Les révélations en janvier de Camille Kouchner, qui accuse son beau-père Olivier Duhamel d'avoir violé son frère jumeau, a déclenché une vague de témoignages de victimes sur les réseaux sociaux, sous le hashtag #MeTooIncesteLe 23 janvier, Emmanuel Macron avait lancé une consultation et avait promis qu'il y aurait des réponses rapides. "Nous allons toucher au seuil d'âge [...]. Un acte de pénétration sexuelle, accomplie par un adulte sur un mineur de moins de 15 ans, sera un viol", a annoncé Eric Dupond-Moretti, garde des Sceaux, sur le plateau du 20 Heures, mardi 9 février, confirmant les déclarations du secrétaire d'Etat à l'Enfance et aux Familles, Adrien Taquet, un peu plus tôt. Il ne sera donc plus question de parler de consentement avant 15 ans. 

"Il faudra être attentif aux situations particulières [...]. Il y aura des exceptions [...]. Le jeune homme de 17 ans et demi qui a une relation avec une jeune fille de 14 ans et demi ne peut pas devenir un criminel quand il a 18 ans. On va prévoir un écart d'âge entre l'auteur et la victime", a expliqué le ministre de la Justice, précisant qu'aucun consensus ne s'était dégagé sur cet écart d'âge.

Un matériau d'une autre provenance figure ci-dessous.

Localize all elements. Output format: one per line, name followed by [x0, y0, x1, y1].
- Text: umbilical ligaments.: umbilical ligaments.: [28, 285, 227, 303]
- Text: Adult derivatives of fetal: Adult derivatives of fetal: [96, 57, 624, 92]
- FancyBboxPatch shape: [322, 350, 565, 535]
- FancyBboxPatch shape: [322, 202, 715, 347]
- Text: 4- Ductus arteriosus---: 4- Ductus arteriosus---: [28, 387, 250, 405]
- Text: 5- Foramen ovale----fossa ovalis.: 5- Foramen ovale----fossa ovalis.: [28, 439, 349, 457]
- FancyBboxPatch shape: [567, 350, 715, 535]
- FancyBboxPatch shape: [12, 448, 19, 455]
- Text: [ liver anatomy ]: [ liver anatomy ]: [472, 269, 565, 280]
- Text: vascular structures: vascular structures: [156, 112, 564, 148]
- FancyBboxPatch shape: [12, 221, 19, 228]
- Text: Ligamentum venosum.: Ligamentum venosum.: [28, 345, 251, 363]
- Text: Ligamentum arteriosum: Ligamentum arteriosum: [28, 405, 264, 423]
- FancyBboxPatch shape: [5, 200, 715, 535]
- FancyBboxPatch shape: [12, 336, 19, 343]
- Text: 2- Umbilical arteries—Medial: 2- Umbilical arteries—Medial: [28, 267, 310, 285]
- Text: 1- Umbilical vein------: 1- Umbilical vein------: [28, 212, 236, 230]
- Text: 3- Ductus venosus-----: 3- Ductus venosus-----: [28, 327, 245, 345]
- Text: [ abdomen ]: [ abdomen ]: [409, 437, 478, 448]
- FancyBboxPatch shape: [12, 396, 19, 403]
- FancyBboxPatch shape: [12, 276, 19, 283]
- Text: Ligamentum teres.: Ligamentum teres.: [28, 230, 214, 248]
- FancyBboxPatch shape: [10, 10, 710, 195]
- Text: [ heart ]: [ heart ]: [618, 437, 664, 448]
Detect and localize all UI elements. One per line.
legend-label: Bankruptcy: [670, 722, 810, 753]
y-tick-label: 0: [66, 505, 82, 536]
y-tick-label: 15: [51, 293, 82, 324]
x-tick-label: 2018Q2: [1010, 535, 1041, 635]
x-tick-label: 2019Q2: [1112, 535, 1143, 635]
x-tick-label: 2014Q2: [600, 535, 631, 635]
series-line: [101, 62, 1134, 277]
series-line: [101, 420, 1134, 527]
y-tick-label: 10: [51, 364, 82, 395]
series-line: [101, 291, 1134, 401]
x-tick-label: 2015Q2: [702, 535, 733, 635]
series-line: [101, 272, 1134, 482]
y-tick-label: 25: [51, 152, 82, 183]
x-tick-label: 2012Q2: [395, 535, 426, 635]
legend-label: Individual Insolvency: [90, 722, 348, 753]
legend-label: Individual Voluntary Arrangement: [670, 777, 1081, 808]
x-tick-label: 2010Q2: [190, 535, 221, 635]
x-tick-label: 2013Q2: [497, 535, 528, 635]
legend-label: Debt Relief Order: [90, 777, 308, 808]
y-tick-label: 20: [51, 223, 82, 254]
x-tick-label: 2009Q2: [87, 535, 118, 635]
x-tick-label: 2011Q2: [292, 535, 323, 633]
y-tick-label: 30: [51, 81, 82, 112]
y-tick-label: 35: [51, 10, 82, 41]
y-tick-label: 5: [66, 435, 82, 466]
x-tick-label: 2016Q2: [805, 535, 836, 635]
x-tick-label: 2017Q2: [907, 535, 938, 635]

Adrien Taquet a évoqué cinq ans. 

Une enquête ouverte même si les faits sont prescrits

"Il faudra bien sûr que l'on puisse démontrer que l'auteur connaissait l'âge de la victime", a ajouté Eric Dupond-Moretti. Sur la question de l'inceste, le garde des Sceaux a indiqué qu'en l'absence de consensus des associations, les discussions étaient encore en cours.

S'agissant de la prescription des faits de violences sexuelles, Eric Dupond-Moretti a confirmé l'idée d'une prescription "échelonnée". "Un même auteur commet cinq faits. Quatre de ces faits sont prescrits, mais il y a cinq victimes, dont quatre qui seront considérées comme témoin. Je souhaite qu'elles aient un statut de victime", a-t-il souligné. En clair, le délai de prescription, actuellement de 30 ans à compter de la majorité, serait pris en compte à partir de la dernière victime. 

En outre, Eric Dupond-Moretti veut que "les parquets de France, tous les procureurs [...] ouvrent une enquête, même si les faits sont prescrits, pour que la victime puisse exprimer un certain nombre de choses". "J'entends prendre sur cette question une circulaire", a-t-il précisé.